Wild greens may take some getting used to because they tend to taste more bitter than cultivated vegetables.12 Bitterness is good for the liver, because it stimulates the production of bile. But if you’re not a fan of the bitter taste, dilute, leach, or mask the bitterness of wild greens by:
Boiling them for several minutes (after you’re done, let the leftover water cool, and then use it to water the garden or houseplants for an added dose of nutrients.)
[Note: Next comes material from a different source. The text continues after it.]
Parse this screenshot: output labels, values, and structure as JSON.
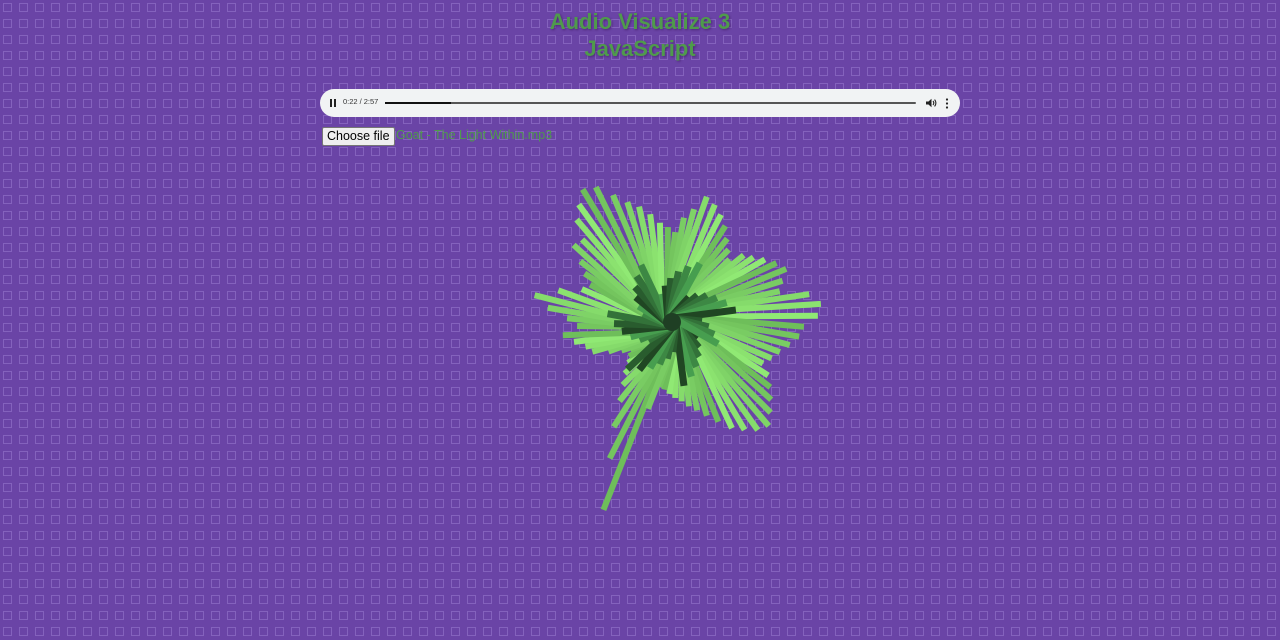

Adding a salty ingredient such as table salt, sea salt, or tamari
Adding a sweet ingredient such as sugar, maple syrup, or honey
Adding fat such as butter, coconut oil, or bacon drippings
Mixing bitter greens with a less bitter vegetable
The following recipes are delicious with any of the wild greens listed above, or with a combination.
Wild Pesto
(Adapted from livingwild.org)
Ingredients:
3 cloves garlic
1/4 cup walnuts or pine nuts
¼ teaspoon salt
2 cups chopped fresh wild greens
1/2 cup olive oil
1/3 cup Parmesan cheese
Directions:
If using garlic mustard, leave out the cloves of garlic. Add ingredients to a blender or food processor and puree.
Wild Sauté
(Recipe adapted from EdibleWildFood.com)
Ingredients:
2 Tablespoons oil (olive, sesame, or other)
2 cloves garlic, chopped
8 cups fresh wild greens
1 Tablespoon tamari or soy sauce
1 Tablespoon maple syrup (optional)
2 Tablespoons toasted nuts (optional)
Directions:
Heat oil in a skillet at medium heat. Add the wild greens and garlic and sauté for a few minutes. Add the tamari or soy sauce, maple syrup, and toasted nuts. Blend well. Remove from heat and enjoy.
Wild Pizza
(Recipe adapted from EdibleWildFood.com)
Ingredients:
8 cups fresh wild greens
2 medium onions, finely chopped
3 Tablespoons olive oil or butter
1 egg
1/2 cup sour cream
1/4 teaspoon ground nutmeg
1/4 cup grated Parmesan cheese
Pre-made pizza crust
2 cups grated mozzarella cheese
Directions:
Preheat oven to 450 degrees Fahrenheit. Coarsely chop the wild greens and boil until they are tender and wilted. Drain well, let cool, and squeeze out the excess liquid. Sauté the onions in oil or butter until soft and golden. Add the greens, and sauté about five minutes. Beat the egg and sour cream. Add the nutmeg, Parmesan cheese, sautéed onions, and greens. Spread evenly on the pizza crust. Sprinkle mozzarella cheese on top. Bake for 15 minutes or until the cheese bubbles. Slice and enjoy
Eating Gone Wild
Learning to harvest and prepare common edible wild plants is a delicious way to connect with nature, add nutrient-dense foods to your diet, save money at the grocery store, and contribute to a sustainable food system. After all, food doesn’t get more local than your very own yard. Once you discover the abundance of superfoods hiding in plain sight, getting dinner becomes a wild adventure.